US Ambassador Dan Kurtzer met with Israeli Prime Minister Ariel Sharon yesterday to formally present him with a long-awaited internationally backed Mideast peace plan.
A convoy of diplomatic vehicles was seen pulling up to Sharon's house in Jerusalem yesterday afternoon and a diplomatic source confirmed that Kurtzer had arrived.
Terje Larsen, the UN envoy to the Middle East, told reporters in the West Bank town of Ramallah that the internationally backed "road map" to peace would be presented to Palestinian Prime Minister Mahmoud Abbas at 5pm (9pm Taiwan time) yesterday.
Abbas was sworn in to his post earlier yesterday.
The plan was drafted by the so-called Quartet of Mideast mediators: the US, EU, UN and Russia.
The plan calls for an immediate cease-fire, a crackdown on Palestinian militias, an Israeli withdrawal from Palestinian towns and the dismantling of Jewish settlements erected since 2001. A Palestinian state with provisional borders could be established by year's end and full statehood within three years, according to the timetable.
The release of the road map was undeterred by a Tel Aviv suicide bombing that killed at least three people and left 49 wounded and marked US President George W. Bush's most intense attempt at peacemaking since he took office more than two years ago.
Bush has pledged to put "the same amount of energy" into it as British Prime Minister Tony Blair has into the long-running Northern Ireland peace process.
"This is a priority for the president and he is committed to it," White House spokesman Ari Fleischer said.
A senior Bush administration official, speaking on condition of anonymity said: "The hope is that this will lead to real progress and the road map will act as a guidepost for the parties to work together."
Fleischer said Bush wants to stick to the deadlines outlined in the road map.
"The president wants progress to move quickly," he said.
To stick to the road map, the parties will have to act quickly.
Under the document, by May the Palestinians must implement an immediate cessation of violence and the Israelis must take steps to ease restrictions on Palestinians.
Israel must freeze all settlement activity.
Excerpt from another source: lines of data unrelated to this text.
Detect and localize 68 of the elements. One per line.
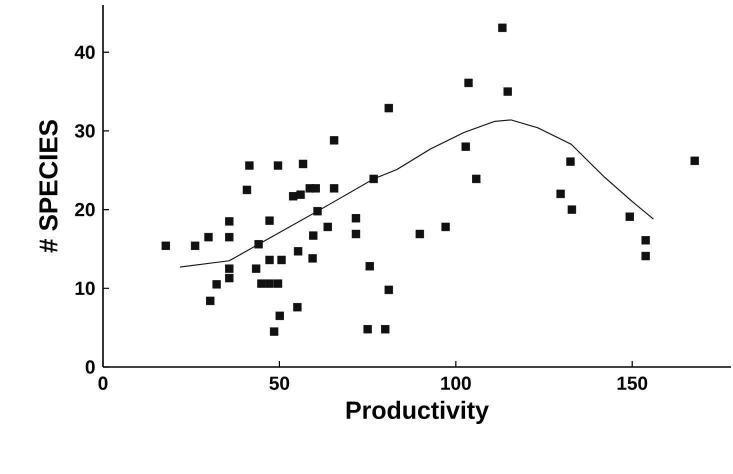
point xyxy=(352,230,360,238)
point xyxy=(252,264,260,273)
point xyxy=(265,216,274,225)
point xyxy=(352,214,360,222)
x-tick-label: 100 xyxy=(441,376,471,390)
point xyxy=(568,205,576,214)
point xyxy=(288,192,298,200)
point xyxy=(324,222,332,232)
point xyxy=(641,252,650,260)
point xyxy=(309,231,318,240)
point xyxy=(313,206,322,216)
point xyxy=(369,174,378,184)
point xyxy=(363,325,372,334)
point xyxy=(416,230,424,238)
point xyxy=(384,286,393,294)
point xyxy=(296,190,305,199)
x-tick-label: 50 xyxy=(269,376,290,390)
point xyxy=(298,160,308,168)
point xyxy=(257,279,266,288)
point xyxy=(293,302,302,312)
x-axis-title: Productivity xyxy=(346,400,489,424)
point xyxy=(265,279,274,288)
y-tick-label: 10 xyxy=(76,282,95,296)
point xyxy=(225,264,234,273)
point xyxy=(330,184,338,193)
point xyxy=(464,78,473,88)
y-tick-label: 30 xyxy=(74,124,95,138)
point xyxy=(274,279,282,288)
point xyxy=(162,242,170,250)
point xyxy=(330,136,338,145)
line-series xyxy=(179,119,654,268)
point xyxy=(641,236,650,244)
y-axis-title: # SPECIES xyxy=(39,120,58,253)
point xyxy=(276,312,284,320)
point xyxy=(498,24,507,32)
x-tick-label: 150 xyxy=(618,376,648,390)
point xyxy=(384,104,393,112)
point xyxy=(294,247,302,256)
point xyxy=(461,142,470,151)
point xyxy=(503,87,512,96)
point xyxy=(225,217,234,226)
point xyxy=(190,242,200,250)
y-tick-label: 20 xyxy=(75,202,95,216)
point xyxy=(308,254,317,263)
x-tick-label: 0 xyxy=(98,376,108,390)
point xyxy=(277,256,286,264)
point xyxy=(274,161,282,170)
point xyxy=(254,240,263,248)
point xyxy=(242,186,252,194)
point xyxy=(225,232,234,242)
point xyxy=(690,156,699,166)
point xyxy=(441,222,450,232)
point xyxy=(381,325,390,334)
point xyxy=(270,327,278,336)
point xyxy=(225,274,234,282)
point xyxy=(626,212,634,221)
point xyxy=(245,161,254,170)
point xyxy=(265,256,274,264)
y-tick-label: 40 xyxy=(74,46,95,59)
point xyxy=(566,157,575,166)
point xyxy=(312,184,320,193)
point xyxy=(472,174,480,184)
point xyxy=(204,232,213,242)
point xyxy=(206,296,214,306)
y-tick-label: 0 xyxy=(86,360,95,374)
point xyxy=(212,280,221,289)
point xyxy=(366,262,374,270)
point xyxy=(556,190,565,198)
The Palestinians must issue an unequivocal statement reiterating Israel's right to exist in peace and security. Israel must issue a similar statement affirming its commitment to a Palestinian state living side by side with Israel.
Senior US officials believe Israel, without Iraq to worry about, has more room to take risks for peace and that the US has more credibility in pressing the Israelis to take risks.
Fleischer also announced yesterday that Bush will give a speech this evening from deck of the aircraft carrier USS Abraham Lincoln to say that major combat in Iraq has ended. But he said that Bush will neither formally declare victory nor declare the war to be over because pockets of resistance remain and some key missions are unfulfilled.
``He will address the nation just as he did at the beginning of the conflict,'' Fleischer said, adding that the White House has requested time from US TV networks to broadcast the speech.